I've been reading Joe Tierney's extraordinary book, The Dublin And Monaghan bombings And The Murder Triangle, and a very interesting part of the book is in relation to MI5 involvement in political affairs.The following excerpt is taken from page 265:

"As mentioned in chapter 1, the decision by loyalists, assisted by their undercover allies in the various branches of the security forces, to bomb the Republic was taken shortly after the signing of the Sunningdale Agreement in December 1973 - long before the start of the UWC strike.The objective of both the bombings and the strike was twofold: (a) to collapse the Agreement and undermine the British Prime Minister of the time, Harold Wislon, whom sections of the right-wing British establishment believed was a closet communist with links to the Soviet Union and who was soft on republicanism and (b) to force the Dublin government into cracking down hard on activites of the IRA.

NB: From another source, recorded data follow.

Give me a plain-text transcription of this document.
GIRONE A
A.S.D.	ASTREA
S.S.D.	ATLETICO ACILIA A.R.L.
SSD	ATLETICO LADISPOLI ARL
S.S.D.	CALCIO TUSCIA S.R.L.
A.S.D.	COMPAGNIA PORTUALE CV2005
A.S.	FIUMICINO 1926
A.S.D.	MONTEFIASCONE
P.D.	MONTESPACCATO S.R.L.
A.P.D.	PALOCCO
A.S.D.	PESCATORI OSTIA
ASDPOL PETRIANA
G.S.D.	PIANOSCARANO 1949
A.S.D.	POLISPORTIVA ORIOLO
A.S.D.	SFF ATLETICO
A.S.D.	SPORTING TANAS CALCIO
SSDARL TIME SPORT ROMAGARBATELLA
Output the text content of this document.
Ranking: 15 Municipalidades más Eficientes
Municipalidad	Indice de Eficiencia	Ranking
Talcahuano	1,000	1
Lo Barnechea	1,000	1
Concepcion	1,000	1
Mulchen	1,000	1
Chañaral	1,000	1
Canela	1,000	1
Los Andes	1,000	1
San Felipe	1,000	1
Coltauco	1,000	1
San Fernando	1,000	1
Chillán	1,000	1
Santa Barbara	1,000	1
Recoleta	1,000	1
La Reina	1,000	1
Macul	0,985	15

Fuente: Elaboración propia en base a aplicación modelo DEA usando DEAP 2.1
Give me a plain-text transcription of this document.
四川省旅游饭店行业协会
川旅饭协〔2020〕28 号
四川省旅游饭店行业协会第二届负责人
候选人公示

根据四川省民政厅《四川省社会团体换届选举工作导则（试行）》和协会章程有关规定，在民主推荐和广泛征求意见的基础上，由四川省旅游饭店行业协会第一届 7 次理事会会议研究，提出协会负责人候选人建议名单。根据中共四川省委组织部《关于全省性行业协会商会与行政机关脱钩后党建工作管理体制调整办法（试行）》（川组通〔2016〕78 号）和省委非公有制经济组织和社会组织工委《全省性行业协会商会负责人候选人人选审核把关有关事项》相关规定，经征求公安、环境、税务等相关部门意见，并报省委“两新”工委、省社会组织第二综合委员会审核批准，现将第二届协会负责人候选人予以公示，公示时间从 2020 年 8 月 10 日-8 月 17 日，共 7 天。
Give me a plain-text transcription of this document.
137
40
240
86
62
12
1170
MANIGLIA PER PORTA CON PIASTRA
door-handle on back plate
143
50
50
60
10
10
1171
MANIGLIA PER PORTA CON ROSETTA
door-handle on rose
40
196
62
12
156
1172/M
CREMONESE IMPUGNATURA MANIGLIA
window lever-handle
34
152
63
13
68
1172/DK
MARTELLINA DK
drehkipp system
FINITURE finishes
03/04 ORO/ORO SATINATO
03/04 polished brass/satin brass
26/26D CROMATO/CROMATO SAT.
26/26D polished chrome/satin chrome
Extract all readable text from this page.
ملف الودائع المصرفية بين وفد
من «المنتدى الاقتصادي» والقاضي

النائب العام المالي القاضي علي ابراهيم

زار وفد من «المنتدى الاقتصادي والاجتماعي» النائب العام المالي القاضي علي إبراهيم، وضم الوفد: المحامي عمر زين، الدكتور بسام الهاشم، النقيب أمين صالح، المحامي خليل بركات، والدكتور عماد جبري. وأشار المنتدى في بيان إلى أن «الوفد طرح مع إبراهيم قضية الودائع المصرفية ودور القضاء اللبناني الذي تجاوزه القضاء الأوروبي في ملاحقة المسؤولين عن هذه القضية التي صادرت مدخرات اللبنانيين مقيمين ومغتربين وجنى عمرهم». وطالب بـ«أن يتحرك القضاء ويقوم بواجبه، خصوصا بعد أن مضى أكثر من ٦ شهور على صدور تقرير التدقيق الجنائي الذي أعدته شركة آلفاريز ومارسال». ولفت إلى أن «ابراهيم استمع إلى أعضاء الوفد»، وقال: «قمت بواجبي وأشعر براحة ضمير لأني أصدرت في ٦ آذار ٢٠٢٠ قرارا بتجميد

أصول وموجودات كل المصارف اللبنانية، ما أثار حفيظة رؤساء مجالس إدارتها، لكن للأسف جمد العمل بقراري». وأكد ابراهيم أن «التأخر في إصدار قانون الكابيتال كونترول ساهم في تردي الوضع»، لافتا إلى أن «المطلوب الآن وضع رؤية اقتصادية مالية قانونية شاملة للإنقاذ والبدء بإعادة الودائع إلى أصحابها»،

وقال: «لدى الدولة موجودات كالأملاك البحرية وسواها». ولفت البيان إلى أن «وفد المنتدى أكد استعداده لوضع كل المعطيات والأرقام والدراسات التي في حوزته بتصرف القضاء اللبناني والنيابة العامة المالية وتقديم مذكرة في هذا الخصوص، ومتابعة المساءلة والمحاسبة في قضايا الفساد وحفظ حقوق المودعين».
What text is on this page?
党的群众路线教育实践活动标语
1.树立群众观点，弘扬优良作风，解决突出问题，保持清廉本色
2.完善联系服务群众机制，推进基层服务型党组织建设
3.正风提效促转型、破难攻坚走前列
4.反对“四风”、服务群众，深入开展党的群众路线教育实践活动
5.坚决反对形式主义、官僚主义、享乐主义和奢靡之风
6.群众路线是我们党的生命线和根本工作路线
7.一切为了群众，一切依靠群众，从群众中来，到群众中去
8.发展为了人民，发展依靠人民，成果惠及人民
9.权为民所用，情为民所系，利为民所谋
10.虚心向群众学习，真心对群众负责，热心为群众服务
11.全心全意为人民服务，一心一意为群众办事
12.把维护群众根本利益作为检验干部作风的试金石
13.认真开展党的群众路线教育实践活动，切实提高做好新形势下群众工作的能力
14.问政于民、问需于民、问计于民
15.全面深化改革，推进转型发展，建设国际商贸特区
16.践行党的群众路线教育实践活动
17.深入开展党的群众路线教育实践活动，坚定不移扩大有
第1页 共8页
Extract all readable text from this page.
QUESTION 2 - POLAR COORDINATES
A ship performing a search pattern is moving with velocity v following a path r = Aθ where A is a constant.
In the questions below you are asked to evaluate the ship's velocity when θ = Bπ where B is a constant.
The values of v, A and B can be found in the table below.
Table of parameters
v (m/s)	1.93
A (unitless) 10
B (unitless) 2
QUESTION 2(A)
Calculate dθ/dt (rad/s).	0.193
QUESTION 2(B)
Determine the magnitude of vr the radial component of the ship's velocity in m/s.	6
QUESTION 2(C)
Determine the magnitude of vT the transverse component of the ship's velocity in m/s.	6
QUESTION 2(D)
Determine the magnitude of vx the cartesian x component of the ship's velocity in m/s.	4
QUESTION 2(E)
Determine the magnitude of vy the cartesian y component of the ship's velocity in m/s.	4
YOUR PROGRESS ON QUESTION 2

On a visit to Dublin in 1972, as leader of the Labour Opposition, Harold Wilson had said in a speech that he could envisage a united Ireland within fifteen years.The speech outraged those right wing elements, including a group of right wing officers within MI5, who Wilson himself believed later plotted against him.
In an interview with two British journalists, Barry Penrose and Roger Courtiour, in 1976, and shortly after his resignation, Wilson claimed that a right wing MI5 faction had been collaborating with American and South African intelligence to organise a smear campaign against him in the 1974/75 period. 'I'm not certain,' Wilson declared, 'that for the last eight months when I was Prime Minister I knew what was happening fully in Security.' He complained that the security services were incapable of distinguishing between socialism and communism and that a story had been put about of a 'pro-Soviet cell in No 10'. He alleged a level of interference by the security services that bordered on professional treachery and suggested a Royal Commission be set up to examine their accountability."

This is amazing stuff from an amazing book.This is why I'm surprised that the only blogs to have commentated on this book have been United Irelander and The N.Irish Magyar.Indeed, if one looks up the book's author 'Joe Tierney' in Technorati, United Irelander is found to be the only blog serialising his book.Why won't more people acknowledge Joe Tierney's story?